Wien, 15. Februar 1899.

Lieber Bahr!

Ob ein gerufener Autor erscheinen soll oder nicht? Nichts ist gleichgiltiger für das innere Schicksal der Première; nichts gleichgiltiger für das fernere Schicksal des betreffenden Stückes. Jeder Autor möge es daher in jedem Falle halten, wie es ihm beliebt. In Geschmacks- und Stimmungsfragen gibt es keine Solidarität.
Herzlichen Gruß. Dein ergebener
Arthur Schnitzler.
    Ob ein gerufener Autor erscheinen soll]

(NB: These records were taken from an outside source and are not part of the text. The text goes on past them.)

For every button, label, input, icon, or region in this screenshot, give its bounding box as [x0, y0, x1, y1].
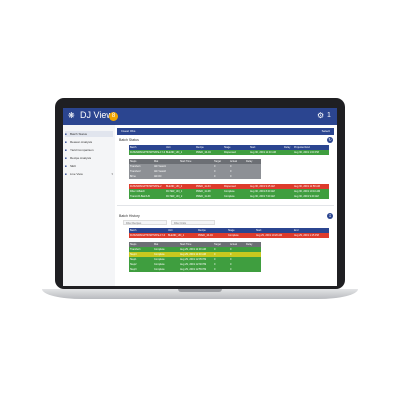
app-title: DJ View — [80, 110, 113, 120]
cell — [245, 174, 261, 179]
chevron-down-icon: ▾ — [111, 172, 113, 176]
cell: Aug 30, 2019 9:40 AM — [293, 194, 329, 199]
batch-status-title: Batch Status — [119, 138, 139, 142]
cell: Transit R-Batch-B — [129, 194, 165, 199]
cell — [283, 150, 293, 155]
batch-history-table: Batch Unit Recipe Stage Start End R-PEND… — [129, 228, 329, 238]
sidebar-item-label: Yield Comparison — [70, 148, 94, 152]
cell: Complete — [223, 194, 249, 199]
cell: BLEND_UN_1 — [167, 233, 197, 238]
cell — [283, 194, 293, 199]
table-row[interactable]: R-PENDINGPHOSPHATE-1Y-0 BLEND_UN_1 PRED_… — [129, 150, 329, 155]
cell: 0 — [229, 267, 245, 272]
history-steps-table: Steps Mat Start Time Target Actual Delay… — [129, 242, 261, 272]
batch-history-title: Batch History — [119, 214, 140, 218]
cell — [179, 174, 213, 179]
sidebar-item-recipe-analysis[interactable]: ■ Recipe Analysis — [65, 155, 113, 161]
header-bar: Invest Obs Select — [117, 128, 334, 135]
table-row[interactable]: R-PENDINGPHOSPHATE-1Y-0 BLEND_UN_1 PRED_… — [129, 233, 329, 238]
sidebar-item-label: Live View — [70, 172, 83, 176]
user-count[interactable]: 1 — [327, 112, 331, 119]
home-icon[interactable]: ❋ — [68, 111, 75, 120]
cell: R-PENDINGPHOSPHATE-1Y-0 — [129, 233, 167, 238]
cell: Aug 29, 2019 1:15 PM — [293, 233, 329, 238]
batch-status-table-more: R-PENDINGPHOSPHATE-2 BLEND_UN_2 PRED_11-… — [129, 184, 329, 199]
sidebar-item-label: Batch Status — [70, 132, 88, 136]
cell: Aug 30, 2019 1:00 PM — [293, 150, 329, 155]
cell: Aug 30, 2019 7:20 AM — [249, 194, 283, 199]
sidebar-item-live-view[interactable]: ■ Live View ▾ — [65, 171, 113, 177]
sidebar-item-reason-analysis[interactable]: ■ Reason Analysis — [65, 139, 113, 145]
filter-recipes-input[interactable]: Filter Recipes — [123, 220, 167, 225]
table-row[interactable]: Transit R-Batch-B FILTER_UN_2 PRED_11-09… — [129, 194, 329, 199]
header-select[interactable]: Select — [322, 128, 330, 135]
cell: R-PENDINGPHOSPHATE-1Y-0 — [129, 150, 165, 155]
sidebar-item-label: SEC — [70, 164, 77, 168]
cell: BLEND_UN_1 — [165, 150, 195, 155]
cell: FILTER_UN_2 — [165, 194, 195, 199]
cell: PRED_11-09 — [195, 194, 223, 199]
cell: AR-Oil — [153, 174, 179, 179]
sidebar-item-yield-comparison[interactable]: ■ Yield Comparison — [65, 147, 113, 153]
cell: Aug 30, 2019 11:40 AM — [249, 150, 283, 155]
cell: Complete — [153, 267, 179, 272]
sidebar-item-sec[interactable]: ■ SEC — [65, 163, 113, 169]
notification-badge[interactable]: 8 — [109, 112, 118, 121]
table-row[interactable]: Brine AR-Oil 0 0 — [129, 174, 261, 179]
cell: Dispensed — [223, 150, 249, 155]
top-bar: ❋ DJ View 8 ⚙ 1 — [63, 108, 337, 125]
batch-status-table: Batch Unit Recipe Stage Start Delay Proj… — [129, 145, 329, 155]
main-content: Invest Obs Select Batch Status ↻ Batch U… — [115, 125, 337, 286]
cell: Complete — [227, 233, 255, 238]
cell: Aug 29, 2019 12:55 PM — [179, 267, 213, 272]
laptop-screen: ❋ DJ View 8 ⚙ 1 ■ Batch Status ■ Reason An… — [63, 108, 337, 286]
sidebar: ■ Batch Status ■ Reason Analysis ■ Yield Co… — [63, 125, 116, 286]
cell — [245, 267, 261, 272]
batch-steps-table: Steps Mat Start Time Target Actual Delay… — [129, 159, 261, 179]
sidebar-item-batch-status[interactable]: ■ Batch Status — [65, 131, 113, 137]
cell: Step3 — [129, 267, 153, 272]
sidebar-item-label: Recipe Analysis — [70, 156, 92, 160]
cell: 0 — [229, 174, 245, 179]
gear-icon[interactable]: ⚙ — [317, 111, 324, 120]
laptop-notch — [178, 289, 222, 292]
table-row[interactable]: Step3 Complete Aug 29, 2019 12:55 PM 0 0 — [129, 267, 261, 272]
download-icon[interactable]: ↧ — [327, 213, 333, 219]
section-divider — [117, 205, 334, 206]
refresh-icon[interactable]: ↻ — [327, 137, 333, 143]
cell: PRED_10-04 — [197, 233, 227, 238]
header-title[interactable]: Invest Obs — [121, 128, 135, 135]
cell: 0 — [213, 267, 229, 272]
cell: 0 — [213, 174, 229, 179]
cell: Brine — [129, 174, 153, 179]
filter-units-input[interactable]: Filter Units — [171, 220, 215, 225]
cell: PRED_10-04 — [195, 150, 223, 155]
cell: Aug 29, 2019 10:20 AM — [255, 233, 293, 238]
sidebar-item-label: Reason Analysis — [70, 140, 93, 144]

    Der Brief erschien zusammen mit weiteren Antworten nach folgender wohl von Bahr verfasster Einleitung: »Zu dem Aufsatze ›Premièren‹ in Nr. 228 der ›Zeit‹, welcher anregte, dass sich die Autoren bei ihren Premièren nicht mehr dem Publicum zeigen sollen, sind uns folgende Zuschriften zugekommen:« Die anderen Antworten, durchwegs in Form eines an Bahr gerichteten Briefes: Emerich von Bukovics, Ernst Gettke, Leo Ebermann, Carl Karlweis, Philipp Langmann, Victor Léon, Oskar Blumenthal, Ernst von Wildenbruch und Otto Erich Hartleben; die Antwort von Max Grube in Gestalt eines Gedichts. Auf eine Reaktion Theodor Herzls in der Neuen Freien Presse vom 12. 2. 1899 (Nr. 12384, S. 8) wird hingewiesen.
    Dein]
    Drei weitere Antworten geben Duzbrüderschaft mit Bahr zu erkennen: Bukovics, Ebermann und Karlweis.